We need to talk. Don’t you hate hearing those words? But seriously we need to talk. You know like the time your high school sweetheart wanted to talk and dumped you right before the prom. Well, this is kind of the same conversation only instead of breaking up with a boyfriend or girlfriend, it’s breaking up with those scented candles and room sprays you love so much. Sorry. It’s just time.
There is an alarming amount of household air fresheners and scented candles out there that parade around in cutesy “Christmas Tree” packaging when in reality, they should be marked with a skull and crossbones. Too harsh? Not really—the truth is that more and more studies are proving that these products that we use on a daily basis contain KNOWN HUMAN CARCINOGENS (CANCER CAUSERS).

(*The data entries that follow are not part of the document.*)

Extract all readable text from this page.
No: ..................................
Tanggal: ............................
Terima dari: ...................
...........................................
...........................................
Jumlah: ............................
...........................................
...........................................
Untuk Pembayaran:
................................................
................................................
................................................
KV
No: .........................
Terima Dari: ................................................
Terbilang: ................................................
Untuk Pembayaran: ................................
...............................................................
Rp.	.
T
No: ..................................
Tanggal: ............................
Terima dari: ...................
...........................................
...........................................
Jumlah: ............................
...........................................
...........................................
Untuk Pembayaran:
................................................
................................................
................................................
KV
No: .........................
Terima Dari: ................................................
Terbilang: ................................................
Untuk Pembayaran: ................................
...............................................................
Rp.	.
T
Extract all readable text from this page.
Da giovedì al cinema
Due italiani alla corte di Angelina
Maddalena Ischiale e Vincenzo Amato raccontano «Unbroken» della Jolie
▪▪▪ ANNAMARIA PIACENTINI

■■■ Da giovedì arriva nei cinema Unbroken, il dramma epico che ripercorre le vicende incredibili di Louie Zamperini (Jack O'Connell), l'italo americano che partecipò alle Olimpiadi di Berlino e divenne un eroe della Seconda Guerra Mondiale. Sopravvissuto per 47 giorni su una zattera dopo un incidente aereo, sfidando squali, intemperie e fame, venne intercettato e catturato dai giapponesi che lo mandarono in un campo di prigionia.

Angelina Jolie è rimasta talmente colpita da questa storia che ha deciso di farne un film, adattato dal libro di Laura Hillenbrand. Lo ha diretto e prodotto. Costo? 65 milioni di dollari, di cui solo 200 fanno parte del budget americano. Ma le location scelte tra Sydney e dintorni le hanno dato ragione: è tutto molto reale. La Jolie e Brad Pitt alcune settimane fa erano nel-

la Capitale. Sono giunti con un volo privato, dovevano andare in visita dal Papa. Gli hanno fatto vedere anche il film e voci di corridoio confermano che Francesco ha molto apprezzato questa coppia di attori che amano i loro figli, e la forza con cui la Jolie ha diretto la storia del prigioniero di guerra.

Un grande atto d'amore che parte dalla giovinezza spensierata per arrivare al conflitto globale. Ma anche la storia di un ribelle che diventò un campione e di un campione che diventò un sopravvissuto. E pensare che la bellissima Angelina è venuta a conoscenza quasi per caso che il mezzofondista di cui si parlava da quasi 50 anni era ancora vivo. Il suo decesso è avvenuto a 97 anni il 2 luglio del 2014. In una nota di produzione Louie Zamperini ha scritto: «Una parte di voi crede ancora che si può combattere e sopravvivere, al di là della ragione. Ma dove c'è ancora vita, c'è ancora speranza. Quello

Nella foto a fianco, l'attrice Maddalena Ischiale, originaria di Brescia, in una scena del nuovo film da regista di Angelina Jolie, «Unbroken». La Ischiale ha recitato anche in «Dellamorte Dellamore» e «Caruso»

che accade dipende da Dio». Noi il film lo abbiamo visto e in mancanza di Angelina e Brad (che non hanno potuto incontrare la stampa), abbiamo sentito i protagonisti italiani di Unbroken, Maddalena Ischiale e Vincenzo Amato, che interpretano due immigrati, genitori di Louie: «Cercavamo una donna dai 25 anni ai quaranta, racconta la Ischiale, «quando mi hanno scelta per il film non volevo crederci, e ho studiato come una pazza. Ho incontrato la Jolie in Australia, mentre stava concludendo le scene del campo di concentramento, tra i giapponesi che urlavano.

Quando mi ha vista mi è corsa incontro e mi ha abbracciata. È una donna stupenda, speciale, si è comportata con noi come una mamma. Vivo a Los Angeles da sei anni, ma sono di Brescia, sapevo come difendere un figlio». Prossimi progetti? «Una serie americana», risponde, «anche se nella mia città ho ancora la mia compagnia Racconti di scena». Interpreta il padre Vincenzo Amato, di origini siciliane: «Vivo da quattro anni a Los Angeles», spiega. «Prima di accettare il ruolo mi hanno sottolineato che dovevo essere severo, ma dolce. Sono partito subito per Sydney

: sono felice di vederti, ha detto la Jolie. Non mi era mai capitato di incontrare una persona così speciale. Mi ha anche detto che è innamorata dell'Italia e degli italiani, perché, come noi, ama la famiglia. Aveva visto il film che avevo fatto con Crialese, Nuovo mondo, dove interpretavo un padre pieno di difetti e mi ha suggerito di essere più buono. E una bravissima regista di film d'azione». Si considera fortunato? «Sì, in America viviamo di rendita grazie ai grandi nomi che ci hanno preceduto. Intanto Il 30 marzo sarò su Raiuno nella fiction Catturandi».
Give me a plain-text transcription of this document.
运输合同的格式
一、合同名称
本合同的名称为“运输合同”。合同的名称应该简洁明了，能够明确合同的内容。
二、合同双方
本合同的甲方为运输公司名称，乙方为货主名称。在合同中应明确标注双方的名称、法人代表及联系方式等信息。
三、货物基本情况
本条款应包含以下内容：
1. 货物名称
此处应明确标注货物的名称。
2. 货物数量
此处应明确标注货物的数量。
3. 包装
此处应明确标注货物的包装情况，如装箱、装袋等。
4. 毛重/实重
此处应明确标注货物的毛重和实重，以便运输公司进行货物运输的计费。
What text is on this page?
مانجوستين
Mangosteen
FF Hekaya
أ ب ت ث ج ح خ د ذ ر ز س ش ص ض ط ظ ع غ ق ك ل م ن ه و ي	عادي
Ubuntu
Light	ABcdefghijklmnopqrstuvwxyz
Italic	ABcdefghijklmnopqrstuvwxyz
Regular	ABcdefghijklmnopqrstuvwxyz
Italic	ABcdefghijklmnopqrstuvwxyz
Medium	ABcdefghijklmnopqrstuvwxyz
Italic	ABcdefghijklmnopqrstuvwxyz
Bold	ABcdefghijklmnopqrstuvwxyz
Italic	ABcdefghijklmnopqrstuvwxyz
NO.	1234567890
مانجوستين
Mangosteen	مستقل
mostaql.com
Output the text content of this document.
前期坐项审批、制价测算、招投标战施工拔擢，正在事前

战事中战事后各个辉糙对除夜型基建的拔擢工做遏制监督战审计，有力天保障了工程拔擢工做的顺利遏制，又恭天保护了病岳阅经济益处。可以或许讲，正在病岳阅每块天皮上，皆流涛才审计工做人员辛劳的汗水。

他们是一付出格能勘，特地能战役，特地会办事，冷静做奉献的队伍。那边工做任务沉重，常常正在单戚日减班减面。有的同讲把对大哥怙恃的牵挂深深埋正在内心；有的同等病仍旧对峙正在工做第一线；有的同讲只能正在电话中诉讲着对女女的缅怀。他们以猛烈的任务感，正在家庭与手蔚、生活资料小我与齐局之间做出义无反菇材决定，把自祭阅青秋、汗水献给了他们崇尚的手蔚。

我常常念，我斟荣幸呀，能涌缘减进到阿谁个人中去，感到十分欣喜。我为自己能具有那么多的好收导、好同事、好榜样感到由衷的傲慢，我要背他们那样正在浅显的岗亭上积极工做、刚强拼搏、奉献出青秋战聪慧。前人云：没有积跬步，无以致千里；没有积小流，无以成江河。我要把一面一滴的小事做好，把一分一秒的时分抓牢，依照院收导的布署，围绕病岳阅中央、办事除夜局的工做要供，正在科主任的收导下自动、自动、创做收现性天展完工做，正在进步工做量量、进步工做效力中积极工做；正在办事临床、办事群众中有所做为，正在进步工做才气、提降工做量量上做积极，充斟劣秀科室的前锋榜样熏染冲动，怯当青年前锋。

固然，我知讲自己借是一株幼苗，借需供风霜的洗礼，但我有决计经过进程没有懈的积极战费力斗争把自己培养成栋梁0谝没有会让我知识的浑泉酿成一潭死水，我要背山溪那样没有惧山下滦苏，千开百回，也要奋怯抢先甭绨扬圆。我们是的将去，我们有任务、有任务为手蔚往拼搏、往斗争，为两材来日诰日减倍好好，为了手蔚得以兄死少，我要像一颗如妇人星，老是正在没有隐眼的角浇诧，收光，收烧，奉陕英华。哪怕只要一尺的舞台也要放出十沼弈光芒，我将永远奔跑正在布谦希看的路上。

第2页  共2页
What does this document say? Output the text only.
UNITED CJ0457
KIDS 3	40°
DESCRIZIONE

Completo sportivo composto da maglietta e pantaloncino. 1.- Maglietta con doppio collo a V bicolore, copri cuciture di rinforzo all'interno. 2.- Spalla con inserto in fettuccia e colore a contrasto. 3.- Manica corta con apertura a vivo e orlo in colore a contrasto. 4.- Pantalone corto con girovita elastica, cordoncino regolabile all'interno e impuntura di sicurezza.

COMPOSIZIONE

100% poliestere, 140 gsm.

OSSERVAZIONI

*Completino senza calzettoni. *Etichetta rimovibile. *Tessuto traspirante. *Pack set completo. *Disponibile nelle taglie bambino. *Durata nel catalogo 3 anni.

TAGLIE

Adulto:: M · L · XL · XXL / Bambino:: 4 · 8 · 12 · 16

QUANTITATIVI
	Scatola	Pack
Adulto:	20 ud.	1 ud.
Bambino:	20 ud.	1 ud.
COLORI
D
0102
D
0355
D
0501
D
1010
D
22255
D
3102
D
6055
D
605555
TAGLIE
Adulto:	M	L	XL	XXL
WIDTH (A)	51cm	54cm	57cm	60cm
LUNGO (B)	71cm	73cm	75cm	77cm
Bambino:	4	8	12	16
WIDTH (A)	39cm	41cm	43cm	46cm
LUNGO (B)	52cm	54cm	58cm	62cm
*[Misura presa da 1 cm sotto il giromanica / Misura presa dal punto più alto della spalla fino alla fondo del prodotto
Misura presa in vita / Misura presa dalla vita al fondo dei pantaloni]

Not to pick on the SC Johnson company, but hey, they walked right into this one. The first list is the US Dept. of Health & Human Services “Known Human Carcinogens”. The second list displays a list of ingredients that make up the “fragrance” portion of their “Glade” products. Hmmmm.
These are poisons secretly infiltrating your home in disguise. Unfortunately, the people creating these synthetic products and scents are more concerned making a buck rather than public health or we might actually know this information. Instead, we’re left to do our own research. Thanks for nothing.
What it means when you see “Fragrance” on the label
What should I look for on the label?
The next time you pick up your favorite candle or shampoo, check the ingredients on the label. Does it say “fragrance” or “parfum”? If so, there’s a lot more than meets the eye.
What is it?
The listed ingredient “fragrance” is on MANY common household products and though it sounds nice, the U.S. Dept. of Health & Human Services has tracked over 5,000 chemicals–in limitless combinations–used in these products today.
Why is it used?
This common ingredient is used to provide off a specific aromatic scent that appeals uniquely to each person shopping the aisles. It’s also used to cover up unwanted odors. Hello bathroom spray.
Why is this a big deal?
Personal care products, by law, must specifically list all their ingredients on the label, however, companies can get away with simply listing “Fragrance” or “Parfum” because it’s considered a trade secret. This makes it very easy for companies to hide what exactly is in their product. While candles and room sprays are not categorized as personal care products, they still take advantage of this abbreviated way to make scads of ingredients disappear by simply writing “fragrance”. How convenient.
What exactly is behind the “fragrance” label?
Benzene is just one example listed on the SC Johnson Company’s ingredient list for their candles and room sprays. No problem, right? Oh except that “Benzene” is listed by the U.S. Dept. of Health & Human Services as a “Known Human Carcinogen”. And don’t get us started on paraffin wax, which is created from petroleum byproducts and used in most candles, but if you want to look into it, we’ll let you make up your own mind. Sure, there are safe levels of chemical consumption through the air, but is it really worth it to test this out (and knowingly add to it) on ourselves or our kids?
Some safe alternatives for candles especially are ones made completely with soy. But be careful because there are some that have soy in them and can claim to be soy candles, even though they’re still mixed with paraffin wax. Make sure they’re 100% soy and you’re good to go.